Black bloc con le vetrine degli altri

Wikileaks evoca le assemblee sessantottine anche per altri comportamenti di sessantottesca memoria, in particolare la propensione a fare la rivoluzione senza rinunciare alle comodità del sistema che si vuole abbattere, il quale è tenuto a collaborare.

Wikileaks ha messo nei guai il governo tedesco per un bombardamento in Afghanistan che ha causato vittime civili, per aver rivelato gli account telematici di agenti dei servizi segreti tedeschi e per aver causato le dimissioni del braccio destro del ministro degli Esteri Guido Westerwelle, ma le donazioni alla Fondazione Wau Holland con sede a Kassel in Germania, che finanzia stabilmente Wikileaks, sono deducibili dalle tasse a norma della legge tedesca.

Paypal, il sistema di pagamento elettronico a cui Wikileaks si è appoggiata per ricevere donazioni, chiede agli utenti di accettare condizioni di uso dove si specifica che «il nostro servizio di pagamento non può essere usato per attività che incoraggiano, promuovono, facilitano o istruiscono altri a impegnarsi in attività illegali».

Quando il servizio è stato sospeso per violazione delle condizioni d’uso, i “simpatizzanti” di Wikileaks hanno scatenato attacchi informatici al sito. Solo Hillary Clinton deve rispettare la parola data? I rivoluzionari hanno diritto alle bugie? Ecco spiegato perché il primo nickname di Assange è stato “Mendax”

Dossieraggio

IL METODO WIKILEAKS/1 Applicato al suo creatore Assange

Julian Assange nasce in Australia nel 1971, figlio di un’attrice teatrale e attivista pacifista, e non ha mai conosciuto il suo vero padre. Il girovagare della madre legato alla sua professione e alle peripezie legali per la custodia del secondo figlio dopo il divorzio dall’uomo sposato quando Julian aveva un anno, costringono il ragazzo a frequentare trenta scuole diverse durante l’adolescenza; studierà pure in tre università, senza riuscire a laurearsi. Viene arrestato nel 1991 per reati informatici.
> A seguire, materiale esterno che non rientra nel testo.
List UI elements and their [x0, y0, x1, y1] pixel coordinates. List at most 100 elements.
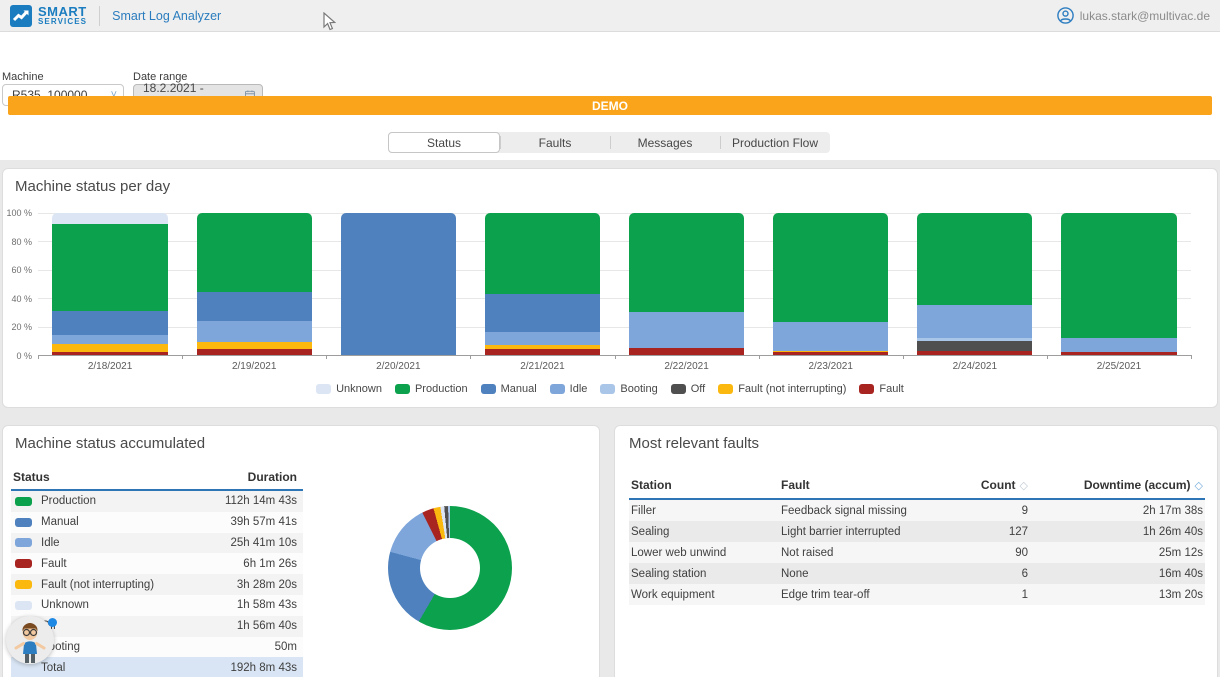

IL METODO WIKILEAKS/2 Applicato alla sua fonte Manning

Bradley Manning, caporale di 23 anni nelle forze Usa di stanza in Iraq, omosessuale dichiarato, aspetta in una cella di isolamento il processo che potrebbe condannarlo a 52 anni di carcere per trafugamento di documenti segreti. A causa del divorzio dei suoi genitori non ha mai concluso gli studi. Cresciuto in Galles, i suoi ex compagni di scuola lo consideravano «un tranquillo sfigato».